Marone G, Siri L, Genovese A, Condorelli M
Int Arch Allergy Appl Immunol. 1987;82(3-4):532-4. doi: 10.1159/000234270.
We have examined the influence of betamethasone (BT) on cyclic AMP (cAMP) metabolism and lysosomal enzyme release from highly purified (approximately equal to 99%) human polymorphonuclear leukocytes (PMNs). Preincubation (1-24 h) of human PMNs with BT (10(-9)-10(-5) M) had no effect on either cAMP content or on beta-glucuronidase release induced by formyl-containing tripeptide (f-met peptide). Preincubation (16-24 h) of PMNs with BT (10(-8)-10(-7) M) dose-dependently potentiated the cAMP accumulation caused by beta-agonists (isoproterenol), adenosine A2/Ra agonist (NECA), prostaglandin E1 (PGE1) and histamine in PMNs. Similarly, BT potentiated the inhibition of f-met peptide-induced beta-glucuronidase release from human PMNs caused by PGE1 (10(-6) M), histamine (2 X 10(-5) M), NECA (10(-4) M) and isoproterenol (10(-6) M).
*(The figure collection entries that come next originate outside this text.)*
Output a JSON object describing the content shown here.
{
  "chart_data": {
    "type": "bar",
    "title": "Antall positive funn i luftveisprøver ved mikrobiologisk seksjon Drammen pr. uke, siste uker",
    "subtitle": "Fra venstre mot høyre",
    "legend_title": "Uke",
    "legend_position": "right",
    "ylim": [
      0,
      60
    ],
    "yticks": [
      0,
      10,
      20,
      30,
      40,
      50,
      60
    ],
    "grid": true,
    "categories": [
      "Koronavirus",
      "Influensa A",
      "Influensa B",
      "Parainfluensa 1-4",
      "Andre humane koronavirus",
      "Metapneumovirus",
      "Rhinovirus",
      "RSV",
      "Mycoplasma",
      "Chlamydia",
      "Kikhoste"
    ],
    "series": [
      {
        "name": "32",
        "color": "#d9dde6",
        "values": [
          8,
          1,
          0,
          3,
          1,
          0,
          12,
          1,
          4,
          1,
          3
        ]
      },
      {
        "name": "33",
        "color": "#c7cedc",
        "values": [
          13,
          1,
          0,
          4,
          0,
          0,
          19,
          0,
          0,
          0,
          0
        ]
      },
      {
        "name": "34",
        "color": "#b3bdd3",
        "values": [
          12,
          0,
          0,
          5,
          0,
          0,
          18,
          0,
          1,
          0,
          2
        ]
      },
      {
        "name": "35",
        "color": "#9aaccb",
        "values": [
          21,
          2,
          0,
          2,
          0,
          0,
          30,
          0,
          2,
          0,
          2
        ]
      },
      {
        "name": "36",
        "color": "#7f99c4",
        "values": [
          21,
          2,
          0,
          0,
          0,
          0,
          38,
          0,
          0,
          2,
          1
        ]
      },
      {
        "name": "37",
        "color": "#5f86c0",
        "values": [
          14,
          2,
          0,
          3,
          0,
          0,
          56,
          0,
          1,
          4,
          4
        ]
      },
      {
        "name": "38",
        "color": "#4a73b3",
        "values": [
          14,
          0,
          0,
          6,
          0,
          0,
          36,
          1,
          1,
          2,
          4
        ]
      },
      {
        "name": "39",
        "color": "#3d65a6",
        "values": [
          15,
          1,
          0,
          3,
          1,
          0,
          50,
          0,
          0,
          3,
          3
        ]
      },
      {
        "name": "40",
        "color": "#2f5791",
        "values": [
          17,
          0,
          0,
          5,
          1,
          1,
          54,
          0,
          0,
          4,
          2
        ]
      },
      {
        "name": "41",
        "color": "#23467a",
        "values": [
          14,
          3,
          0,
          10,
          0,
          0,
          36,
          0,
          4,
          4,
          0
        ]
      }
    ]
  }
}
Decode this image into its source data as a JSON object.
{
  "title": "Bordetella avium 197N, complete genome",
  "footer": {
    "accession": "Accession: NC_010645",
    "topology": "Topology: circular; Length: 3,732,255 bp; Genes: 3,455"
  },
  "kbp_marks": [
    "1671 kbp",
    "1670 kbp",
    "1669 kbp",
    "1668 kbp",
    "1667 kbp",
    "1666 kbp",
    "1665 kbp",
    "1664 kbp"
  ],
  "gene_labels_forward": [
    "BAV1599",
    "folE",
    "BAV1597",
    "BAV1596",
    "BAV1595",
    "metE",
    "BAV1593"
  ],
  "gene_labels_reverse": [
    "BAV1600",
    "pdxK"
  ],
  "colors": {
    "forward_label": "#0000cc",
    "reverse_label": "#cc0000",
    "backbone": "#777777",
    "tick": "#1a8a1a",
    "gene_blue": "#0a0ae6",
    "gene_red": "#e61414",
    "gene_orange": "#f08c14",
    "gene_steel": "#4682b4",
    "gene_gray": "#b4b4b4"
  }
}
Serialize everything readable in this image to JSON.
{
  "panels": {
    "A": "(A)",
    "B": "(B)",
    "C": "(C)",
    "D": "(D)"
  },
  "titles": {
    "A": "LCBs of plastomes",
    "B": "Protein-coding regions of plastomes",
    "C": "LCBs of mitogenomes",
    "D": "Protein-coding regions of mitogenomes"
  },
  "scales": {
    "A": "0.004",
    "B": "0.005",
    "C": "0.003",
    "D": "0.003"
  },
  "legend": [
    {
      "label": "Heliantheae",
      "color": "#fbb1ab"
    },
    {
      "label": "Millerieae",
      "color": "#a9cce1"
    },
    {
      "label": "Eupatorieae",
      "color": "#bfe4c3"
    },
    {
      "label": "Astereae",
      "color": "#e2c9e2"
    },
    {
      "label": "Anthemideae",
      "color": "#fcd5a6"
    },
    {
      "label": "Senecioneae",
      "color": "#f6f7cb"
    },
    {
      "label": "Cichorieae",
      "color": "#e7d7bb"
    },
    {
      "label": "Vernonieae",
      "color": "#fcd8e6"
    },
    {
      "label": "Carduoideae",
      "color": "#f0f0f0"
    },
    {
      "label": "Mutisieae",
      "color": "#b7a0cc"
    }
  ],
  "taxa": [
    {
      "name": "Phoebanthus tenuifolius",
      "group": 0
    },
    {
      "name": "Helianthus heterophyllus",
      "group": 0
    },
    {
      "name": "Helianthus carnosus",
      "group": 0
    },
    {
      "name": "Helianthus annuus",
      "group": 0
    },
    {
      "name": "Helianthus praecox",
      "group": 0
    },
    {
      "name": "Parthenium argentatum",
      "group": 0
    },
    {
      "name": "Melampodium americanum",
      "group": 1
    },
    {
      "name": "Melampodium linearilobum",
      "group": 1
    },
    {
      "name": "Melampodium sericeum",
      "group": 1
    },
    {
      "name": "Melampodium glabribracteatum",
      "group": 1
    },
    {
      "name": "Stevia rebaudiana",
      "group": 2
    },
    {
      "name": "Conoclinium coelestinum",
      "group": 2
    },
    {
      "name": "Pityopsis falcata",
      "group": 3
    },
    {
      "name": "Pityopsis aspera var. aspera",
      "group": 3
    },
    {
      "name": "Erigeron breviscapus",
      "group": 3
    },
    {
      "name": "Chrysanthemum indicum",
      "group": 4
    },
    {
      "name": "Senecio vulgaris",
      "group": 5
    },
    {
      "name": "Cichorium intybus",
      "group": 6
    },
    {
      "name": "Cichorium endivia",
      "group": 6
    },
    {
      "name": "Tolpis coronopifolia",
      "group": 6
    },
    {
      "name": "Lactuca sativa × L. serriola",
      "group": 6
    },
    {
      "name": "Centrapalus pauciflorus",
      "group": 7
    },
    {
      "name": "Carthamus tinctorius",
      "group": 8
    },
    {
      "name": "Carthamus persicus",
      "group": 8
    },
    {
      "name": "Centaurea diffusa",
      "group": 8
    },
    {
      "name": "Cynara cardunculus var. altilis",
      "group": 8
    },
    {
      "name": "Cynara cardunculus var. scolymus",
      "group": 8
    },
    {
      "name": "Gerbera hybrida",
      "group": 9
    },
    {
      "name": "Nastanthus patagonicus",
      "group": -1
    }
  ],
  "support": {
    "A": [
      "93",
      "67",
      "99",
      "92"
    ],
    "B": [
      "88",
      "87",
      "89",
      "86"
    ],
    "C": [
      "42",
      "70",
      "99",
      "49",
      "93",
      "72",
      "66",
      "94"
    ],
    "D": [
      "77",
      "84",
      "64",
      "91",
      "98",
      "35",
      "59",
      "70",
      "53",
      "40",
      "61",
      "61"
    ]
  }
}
我们研究了倍他米松(BT)对高纯度(约99%)人多形核白细胞(PMN)中环磷酸腺苷(cAMP)代谢及溶酶体酶释放的影响。人PMN与BT(10⁻⁹ - 10⁻⁵ M)预孵育(1 - 24小时),对cAMP含量或含甲酰基三肽(f - met肽)诱导的β - 葡萄糖醛酸酶释放均无影响。PMN与BT(10⁻⁸ - 10⁻⁷ M)预孵育(16 - 24小时),剂量依赖性地增强了β - 激动剂(异丙肾上腺素)、腺苷A2/Ra激动剂(NECA)、前列腺素E1(PGE1)和组胺在PMN中引起的cAMP积累。同样,BT增强了PGE1(10⁻⁶ M)、组胺(2×10⁻⁵ M)、NECA(10⁻⁴ M)和异丙肾上腺素(10⁻⁶ M)对f - met肽诱导的人PMN中β - 葡萄糖醛酸酶释放的抑制作用。